ZATCA publishes guide on insurance and reinsurance activities
The guideline is intended to set out ZATCA’s interpretation of the KSA VAT legislation as it relates to insurance and reinsurance activities. This includes the VAT treatment of life insurance, general insurance, and rules relating to VAT recovery and input tax apportionment.
Businesses operating in the insurance sector in KSA should familiarize themselves with the guideline to ensure that they are applying the correct VAT treatment to supplies relating to insurance and reinsurance.
ZATCA publishes circular on reverse charge mechanism
The circular clarifies the scope of the RCM, the rules relating to the import of taxable services by a VAT-registered person, considerations relating to the import of goods, the tax due date and reporting obligations under the RCM, and the rules relating to input tax deduction for transactions under the RCM. In addition, the circular includes example scenarios of RCM transactions.
Business engaged in imports of goods or services in KSA should review the circular to ensure that they are correctly reporting such transactions.
Guidance on Filing Returns is now available
The Oman Tax Authority (OTA) has issued guidance on VAT return filing requirements. Taxpayers who registered from 16 April 2021 will come to the end of their first return period ending 30 June 2021. These VAT registrants will need to file their first returns and pay any net tax due by the end of July 2021.
The guide provides a step by step approach for preparation, process, review and submission of the return. The guide also provides an example of the VAT return requirements template which outlines the required information that should be added into each field. Deloitte will be hosting a webinar to provide a thorough overview of the guidance, the full details of this session will be shared imminently.
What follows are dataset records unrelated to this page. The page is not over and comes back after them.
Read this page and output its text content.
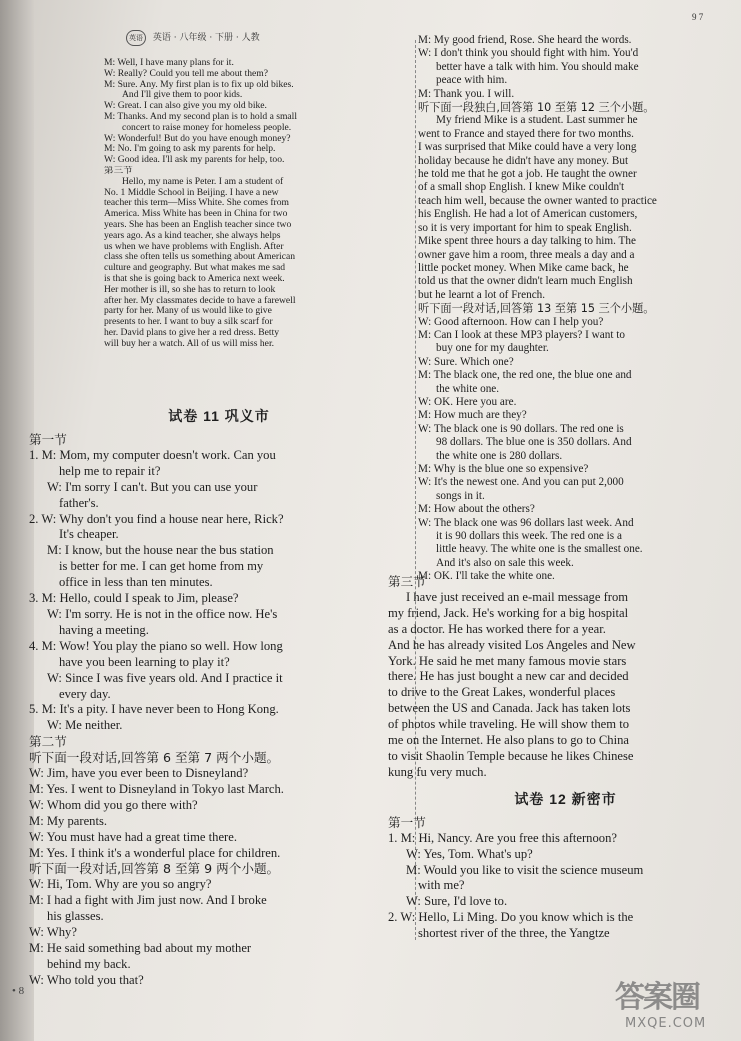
9 7
英语 英语 · 八年级 · 下册 · 人教
M: Well, I have many plans for it.
W: Really? Could you tell me about them?
M: Sure. Any. My first plan is to fix up old bikes.
And I'll give them to poor kids.
W: Great. I can also give you my old bike.
M: Thanks. And my second plan is to hold a small
concert to raise money for homeless people.
W: Wonderful! But do you have enough money?
M: No. I'm going to ask my parents for help.
W: Good idea. I'll ask my parents for help, too.
第三节
Hello, my name is Peter. I am a student of
No. 1 Middle School in Beijing. I have a new
teacher this term—Miss White. She comes from
America. Miss White has been in China for two
years. She has been an English teacher since two
years ago. As a kind teacher, she always helps
us when we have problems with English. After
class she often tells us something about American
culture and geography. But what makes me sad
is that she is going back to America next week.
Her mother is ill, so she has to return to look
after her. My classmates decide to have a farewell
party for her. Many of us would like to give
presents to her. I want to buy a silk scarf for
her. David plans to give her a red dress. Betty
will buy her a watch. All of us will miss her.
试卷 11 巩义市
第一节
1. M: Mom, my computer doesn't work. Can you
help me to repair it?
W: I'm sorry I can't. But you can use your
father's.
2. W: Why don't you find a house near here, Rick?
It's cheaper.
M: I know, but the house near the bus station
is better for me. I can get home from my
office in less than ten minutes.
3. M: Hello, could I speak to Jim, please?
W: I'm sorry. He is not in the office now. He's
having a meeting.
4. M: Wow! You play the piano so well. How long
have you been learning to play it?
W: Since I was five years old. And I practice it
every day.
5. M: It's a pity. I have never been to Hong Kong.
W: Me neither.
第二节
听下面一段对话,回答第 6 至第 7 两个小题。
W: Jim, have you ever been to Disneyland?
M: Yes. I went to Disneyland in Tokyo last March.
W: Whom did you go there with?
M: My parents.
W: You must have had a great time there.
M: Yes. I think it's a wonderful place for children.
听下面一段对话,回答第 8 至第 9 两个小题。
W: Hi, Tom. Why are you so angry?
M: I had a fight with Jim just now. And I broke
his glasses.
W: Why?
M: He said something bad about my mother
behind my back.
W: Who told you that?
M: My good friend, Rose. She heard the words.
W: I don't think you should fight with him. You'd
better have a talk with him. You should make
peace with him.
M: Thank you. I will.
听下面一段独白,回答第 10 至第 12 三个小题。
My friend Mike is a student. Last summer he
went to France and stayed there for two months.
I was surprised that Mike could have a very long
holiday because he didn't have any money. But
he told me that he got a job. He taught the owner
of a small shop English. I knew Mike couldn't
teach him well, because the owner wanted to practice
his English. He had a lot of American customers,
so it is very important for him to speak English.
Mike spent three hours a day talking to him. The
owner gave him a room, three meals a day and a
little pocket money. When Mike came back, he
told us that the owner didn't learn much English
but he learnt a lot of French.
听下面一段对话,回答第 13 至第 15 三个小题。
W: Good afternoon. How can I help you?
M: Can I look at these MP3 players? I want to
buy one for my daughter.
W: Sure. Which one?
M: The black one, the red one, the blue one and
the white one.
W: OK. Here you are.
M: How much are they?
W: The black one is 90 dollars. The red one is
98 dollars. The blue one is 350 dollars. And
the white one is 280 dollars.
M: Why is the blue one so expensive?
W: It's the newest one. And you can put 2,000
songs in it.
M: How about the others?
W: The black one was 96 dollars last week. And
it is 90 dollars this week. The red one is a
little heavy. The white one is the smallest one.
And it's also on sale this week.
M: OK. I'll take the white one.
第三节
I have just received an e-mail message from
my friend, Jack. He's working for a big hospital
as a doctor. He has worked there for a year.
And he has already visited Los Angeles and New
York. He said he met many famous movie stars
there. He has just bought a new car and decided
to drive to the Great Lakes, wonderful places
between the US and Canada. Jack has taken lots
of photos while traveling. He will show them to
me on the Internet. He also plans to go to China
to visit Shaolin Temple because he likes Chinese
kung fu very much.
试卷 12 新密市
第一节
1. M: Hi, Nancy. Are you free this afternoon?
W: Yes, Tom. What's up?
M: Would you like to visit the science museum
with me?
W: Sure, I'd love to.
2. W: Hello, Li Ming. Do you know which is the
shortest river of the three, the Yangtze
• 8	答案圈
MXQE.COM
One important point to note is that where the VAT return shows a net credit of VAT due to the taxpayer, the VAT registrant will have the option to claim a refund of the net VAT credit (where input VAT claimed exceeds output VAT due); or carrying forward the net VAT credit to subsequent return periods. The default is the carry forward; where the taxpayer opts to claim a refund of the net VAT credit by checking the appropriate box on the return. A “Taxpayer Checklist” can be downloaded from the OTA’s website and followed accordingly. The completed checklist and supporting documentation will need to be submitted with the VAT return for which the refund request is made.
We understand that more information will likely be released pertaining to the payment and settlement mechanisms for net VAT due to the OTA. We will continue to monitor the situation and provide you with an update once available.
This digest is for information purposes only and should not be construed as advice. It does not necessarily cover every aspect of the topics with which it deals. You should not act upon the contents of this alert without receiving formal advice on your particular circumstances.